Trustees and pension scheme sponsors should therefore consider what action needs to be taken – particularly if this hasn’t been considered since the consultation was launched in March. For example:

  • Assessing the effect on members’ benefits: This change will feed directly through to members’ RPI-linked benefits for most schemes, but a review of the Rules may be necessary to determine whether there is any scope or desire to apply an alternate increase to benefits in future.
  • Funding information: Any funding metrics monitored by the trustees or sponsor should be reviewed to allow for the expected change to benefits and to the market view of RPI and CPI.
  • Investment strategy: Trustees will want to review their investment strategy, to ensure that their scheme retains an appropriate level of inflation hedging, and to review the suitability of any inflation-linked investments.
  • Transfer values: The way in which pension increase assumptions are set for transfer value calculations should be reviewed, especially for schemes where there is significant transfer value activity.
  • Member options: Any options where a member is able to exchange an RPI-linked pension increase for a lump sum, or another pension increase type, should be reviewed.
  • Accounting treatment: Consideration should be given to the potential impact on the sponsor’s accounting disclosures, especially for those businesses with December year ends. The sponsor should discuss the treatment of the change with their auditor and actuary.
  • Securing benefits: Any decisions over securing RPI-linked benefits (for example, on buyout) should be reviewed. This may mean reconsidering whether pricing remains reasonable or looking again at the terms of the contract.
  • Communication to members: While this change will not impact members for a decade, trustees should consider whether it would be appropriate to communicate to members to explain the impact of this announcement on their benefits.
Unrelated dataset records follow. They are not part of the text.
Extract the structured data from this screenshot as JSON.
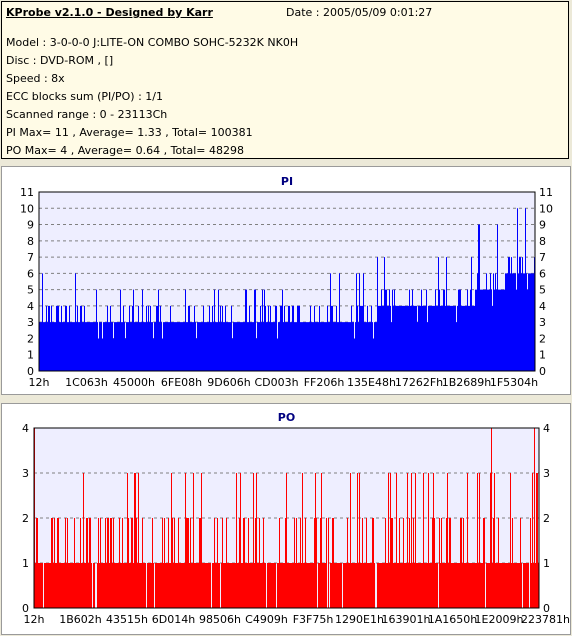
{
  "info": {
    "title": "KProbe v2.1.0 - Designed by Karr",
    "date": "Date : 2005/05/09 0:01:27",
    "lines": [
      "Model : 3-0-0-0 J:LITE-ON COMBO SOHC-5232K NK0H",
      "Disc : DVD-ROM ,  []",
      "Speed : 8x",
      "ECC blocks sum (PI/PO) : 1/1",
      "Scanned range : 0 - 23113Ch",
      "PI Max= 11 , Average= 1.33 , Total= 100381",
      "PO Max= 4 , Average= 0.64 , Total= 48298"
    ]
  },
  "chart_data": [
    {
      "type": "bar",
      "title": "PI",
      "color": "#0000ff",
      "ylim": [
        0,
        11
      ],
      "yticks": [
        "0",
        "1",
        "2",
        "3",
        "4",
        "5",
        "6",
        "7",
        "8",
        "9",
        "10",
        "11"
      ],
      "xtick_labels": [
        "12h",
        "1C063h",
        "45000h",
        "6FE08h",
        "9D606h",
        "CD003h",
        "FF206h",
        "135E48h",
        "17262Fh",
        "1B2689h",
        "1F5304h"
      ],
      "x_range": [
        "0",
        "23113Ch"
      ],
      "grid": true,
      "segments": [
        {
          "from": 0.0,
          "to": 0.08,
          "base": 3,
          "peak": 6
        },
        {
          "from": 0.08,
          "to": 0.55,
          "base": 3,
          "peak": 5
        },
        {
          "from": 0.55,
          "to": 0.68,
          "base": 3,
          "peak": 6
        },
        {
          "from": 0.68,
          "to": 0.8,
          "base": 4,
          "peak": 7
        },
        {
          "from": 0.8,
          "to": 0.88,
          "base": 4,
          "peak": 7
        },
        {
          "from": 0.88,
          "to": 0.94,
          "base": 5,
          "peak": 9
        },
        {
          "from": 0.94,
          "to": 1.0,
          "base": 6,
          "peak": 10
        }
      ]
    },
    {
      "type": "bar",
      "title": "PO",
      "color": "#ff0000",
      "ylim": [
        0,
        4
      ],
      "yticks": [
        "0",
        "1",
        "2",
        "3",
        "4"
      ],
      "xtick_labels": [
        "12h",
        "1B602h",
        "43515h",
        "6D014h",
        "98506h",
        "C4909h",
        "F3F75h",
        "1290E1h",
        "163901h",
        "1A1650h",
        "1E2009h",
        "223781h"
      ],
      "x_range": [
        "0",
        "23113Ch"
      ],
      "grid": true,
      "segments": [
        {
          "from": 0.0,
          "to": 1.0,
          "base": 1,
          "peak": 3
        }
      ],
      "spikes": [
        0.0,
        0.905,
        0.99
      ]
    }
  ]
}
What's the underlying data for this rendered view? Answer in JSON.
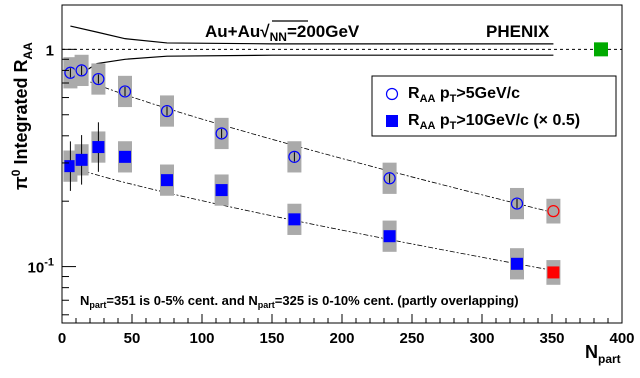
{
  "chart_data": {
    "type": "scatter",
    "experiment_label": "PHENIX",
    "system_label": {
      "prefix": "Au+Au",
      "sub": "NN",
      "suffix": "=200GeV"
    },
    "ylabel": {
      "prefix": "π",
      "sup": "0",
      "main": " Integrated R",
      "sub": "AA"
    },
    "xlabel": {
      "main": "N",
      "sub": "part"
    },
    "xlim": [
      0,
      400
    ],
    "ylim": [
      0.055,
      1.6
    ],
    "yscale": "log",
    "x_ticks": [
      "0",
      "50",
      "100",
      "150",
      "200",
      "250",
      "300",
      "350",
      "400"
    ],
    "y_ticks": [
      {
        "value": 1,
        "label": "1"
      },
      {
        "value": 0.1,
        "label": "10",
        "sup": "-1"
      }
    ],
    "reference_line": 1,
    "legend": {
      "position": "top-right",
      "entries": [
        {
          "main": "R",
          "sub1": "AA",
          "mid": " p",
          "sub2": "T",
          "tail": ">5GeV/c"
        },
        {
          "main": "R",
          "sub1": "AA",
          "mid": " p",
          "sub2": "T",
          "tail": ">10GeV/c (× 0.5)"
        }
      ]
    },
    "footnote": {
      "a": "N",
      "a_sub": "part",
      "b": "=351 is 0-5% cent. and N",
      "c_sub": "part",
      "d": "=325 is 0-10% cent. (partly overlapping)"
    },
    "series": [
      {
        "name": "RAA pT>5GeV/c",
        "marker": "open-circle",
        "color": "#0000ff",
        "x": [
          6,
          14,
          26,
          45,
          75,
          114,
          166,
          234,
          325
        ],
        "y": [
          0.78,
          0.8,
          0.73,
          0.64,
          0.52,
          0.41,
          0.32,
          0.255,
          0.195
        ]
      },
      {
        "name": "RAA pT>10GeV/c (× 0.5)",
        "marker": "filled-square",
        "color": "#0000ff",
        "x": [
          6,
          14,
          26,
          45,
          75,
          114,
          166,
          234,
          325
        ],
        "y": [
          0.29,
          0.31,
          0.355,
          0.32,
          0.25,
          0.225,
          0.165,
          0.138,
          0.103
        ]
      }
    ],
    "extra_points": [
      {
        "x": 351,
        "y": 0.18,
        "marker": "open-circle",
        "color": "#ff0000"
      },
      {
        "x": 351,
        "y": 0.094,
        "marker": "filled-square",
        "color": "#ff0000"
      },
      {
        "x": 385,
        "y": 1.0,
        "marker": "filled-square",
        "color": "#00aa00"
      }
    ]
  }
}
Buck would be happy to provide formal advice on any of these areas, or to provide training on the various inflation measures, along with where they are used and the impact of any change.


Reform to RPI inflation has been long awaited, and many will be relieved to see that the method chosen to implement change should provide certainty, with the reform feeding automatically through to the overwhelming majority of uses of RPI.  Hopefully this approach will avoid the potential for loose ends and legal challenge which could have happened if the index had instead been “retired”.

It will be important for trustees to understand the impact this will have on members’ benefits and their scheme’s funding level.  It should also drive a review of current practices to ensure that funding methodology, hedging strategies and relevant factors are all updated to reflect the new reality.

This change will result in many losers, with pensioners losing out on RPI pension increases and the RPI-linked assets held by pension schemes (and other investors) taking a hit.  The flip-side of this is the gains seen for the Government, who have saved an estimated £100bn of future borrowing costs, along with those consumers who should, in future, see lower increases in rail fares, student loans and various other measures which are typically pegged to RPI inflation.